"Archie! Archie! She's fainted."
Hope rushed forward, and raised the stout little woman in his arms.
Jane, attracted by the clamor, appeared on the scene, and between the
three of them they managed to get Mrs. Jasher placed on the sofa of the
pink drawing-room. She certainly was in a dead faint, so Hope left her
to the administrations of Lucy and the servant, and walked out again
into the garden, closing the cottage door after him.
He found the heartless Professor quite oblivious to Mrs. Jasher's
sufferings, so taken up was he with the newly found mummy. Cockatoo had
been sent for a hand-cart, and while he was absent Braddock expatiated
on the perfections of this relic of Peruvian civilization.
"Will you sell it to Don Pedro?" asked Hope.
"After I have done with it, not before," snapped Braddock, hovering
round his treasure. "I shall want a percentage on my bargain also."

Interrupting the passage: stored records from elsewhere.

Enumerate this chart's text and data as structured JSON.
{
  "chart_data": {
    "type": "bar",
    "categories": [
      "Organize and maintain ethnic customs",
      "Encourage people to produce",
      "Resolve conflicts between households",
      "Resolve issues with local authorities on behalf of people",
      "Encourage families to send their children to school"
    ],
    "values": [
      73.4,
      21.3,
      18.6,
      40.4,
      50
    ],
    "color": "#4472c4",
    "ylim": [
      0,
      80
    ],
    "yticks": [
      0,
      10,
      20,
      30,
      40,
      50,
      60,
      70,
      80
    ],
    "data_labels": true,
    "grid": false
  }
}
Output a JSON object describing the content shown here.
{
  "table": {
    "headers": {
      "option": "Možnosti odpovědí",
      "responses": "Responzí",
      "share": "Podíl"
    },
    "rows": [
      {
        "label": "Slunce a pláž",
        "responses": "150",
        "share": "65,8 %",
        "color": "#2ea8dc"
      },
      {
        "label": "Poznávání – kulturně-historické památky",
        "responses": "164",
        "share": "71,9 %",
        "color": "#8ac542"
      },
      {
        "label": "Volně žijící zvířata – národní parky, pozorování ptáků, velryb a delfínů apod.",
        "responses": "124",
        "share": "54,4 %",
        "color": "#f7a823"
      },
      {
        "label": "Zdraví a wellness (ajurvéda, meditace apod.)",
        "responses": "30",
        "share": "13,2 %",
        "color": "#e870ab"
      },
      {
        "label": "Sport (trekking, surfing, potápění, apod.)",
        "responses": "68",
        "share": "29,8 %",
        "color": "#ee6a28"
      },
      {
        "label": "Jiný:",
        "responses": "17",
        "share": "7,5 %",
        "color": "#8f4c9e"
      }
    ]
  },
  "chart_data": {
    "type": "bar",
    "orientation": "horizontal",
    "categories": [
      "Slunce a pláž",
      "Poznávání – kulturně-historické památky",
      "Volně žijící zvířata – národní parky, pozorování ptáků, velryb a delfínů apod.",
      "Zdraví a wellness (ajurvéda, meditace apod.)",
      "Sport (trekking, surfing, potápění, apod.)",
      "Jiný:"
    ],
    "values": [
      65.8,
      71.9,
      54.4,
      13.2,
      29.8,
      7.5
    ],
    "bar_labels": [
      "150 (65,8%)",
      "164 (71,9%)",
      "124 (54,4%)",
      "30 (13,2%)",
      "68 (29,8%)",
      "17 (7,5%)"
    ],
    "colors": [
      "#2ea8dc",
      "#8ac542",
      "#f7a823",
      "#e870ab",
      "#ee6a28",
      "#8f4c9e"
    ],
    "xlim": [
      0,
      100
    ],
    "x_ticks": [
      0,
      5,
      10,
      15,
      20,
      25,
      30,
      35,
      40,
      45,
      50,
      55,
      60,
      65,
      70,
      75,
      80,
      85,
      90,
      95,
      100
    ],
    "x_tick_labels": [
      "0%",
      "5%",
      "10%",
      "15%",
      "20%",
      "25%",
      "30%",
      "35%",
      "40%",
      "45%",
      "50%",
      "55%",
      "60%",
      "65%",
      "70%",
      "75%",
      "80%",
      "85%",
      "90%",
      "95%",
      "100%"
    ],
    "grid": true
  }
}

Archie thought privately that if Braddock unswathed the mummy, he
would find the emeralds and would probably stick to them, so that his
expedition to Egypt might be financed. It that case Don Pedro would no
longer wish to buy the corpse of his ancestor. But while he debated as
to the advisability of telling the Professor of the existence of the
emeralds, Cockatoo returned with the hand-cart.
"You have lost Mrs. Jasher," said Hope, while he, assisted the Professor
to hoist the mummy on to the cart.
"Never mind! never mind!" Braddock patted the coffin. "I have found
something much more to my mind: something ever so much better. Ha! ha!"